Will APRA name super underperformers?
The chairman of the Australian Prudential Regulation Authority (APRA), Wayne Byres is predicting a backlash in the event the regulator was to publish data detailing underperforming superannuation funds.
Byers made the comments while noting that APRA’s earlier efforts with respect to under-performing funds had resulted in around half of them exiting the industry while the remaining half had picked up their act.
“So later this year, starting with MySuper products, we plan to publish a selected set of performance-related measures and benchmarks,” he said. “Our initial focus will be investment returns, fees and charges, and measures of sustainability/viability. We will subsequently expand that to include insurance costs.”
Byers said that the regulator had in mind a simple heat map or traffic light approach giving a snapshot of the performance of each MySuper product against a range of benchmarks with this approach being expanded to include choice products over time as better, and more reliable, data became available.
“Our goal here is pretty simple: to identify those trustees that, when looked at across a range of dimensions, do not seem to be delivering value-for-money outcomes,” he said. “It will add to the pressure on trustees to address persistent underperformance, or reconsider their continued presence in the industry.
“We have already undertaken one round of this work where, based on the data available to us, we identified a number of funds that seemed to potentially be generating poor outcomes. Given the limitations of the exercise, we didn’t publish the data, but did share it with the trustees concerned. It resulted in reduced costs for a number of funds or, in about half the cases, those funds being wound up.
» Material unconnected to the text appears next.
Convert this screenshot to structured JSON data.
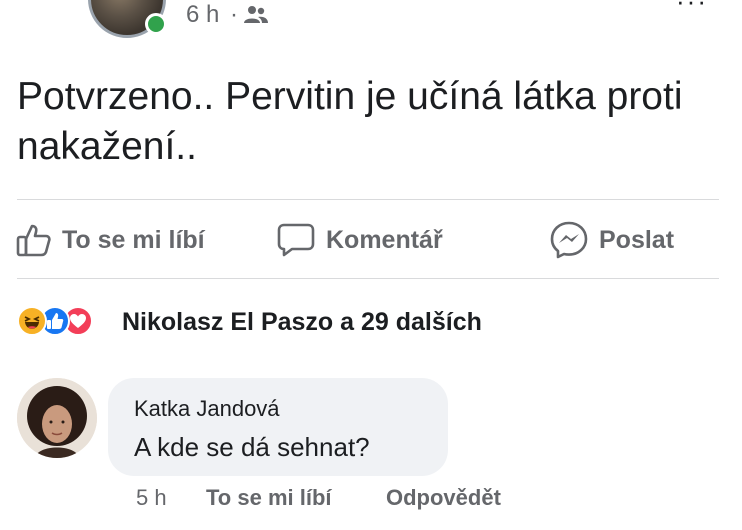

“If I thought that new data collections would generate cries of protest, they may well be muted relative to the likely reaction to the publication of the heatmap. No doubt there will be fierce complaints – particularly from those at the wrong end of the scale – that the data is wrong, the metrics we use are wrong, or that the benchmarks we choose are wrong. No doubt some people will claim all three,” Byers said.
“Our view is: let’s have the debate. We do not intend to issue pass/fail marks to trustees. Nor will their status hinge on a particular metric beating a particular benchmark. Rather, we will be looking to highlight those funds who seem to persistently, across a range of metrics, produce poor returns and who, looked at in various ways, appear to have high costs.
“It is important to stress we are looking at the issue of member outcomes holistically. Debate about the merits of a particular data point or metric are therefore far less important when we are looking at the broader picture. A single measure is inevitably going to be imperfect. Consistently poor outcomes across a range of measures will be more difficult to defend.”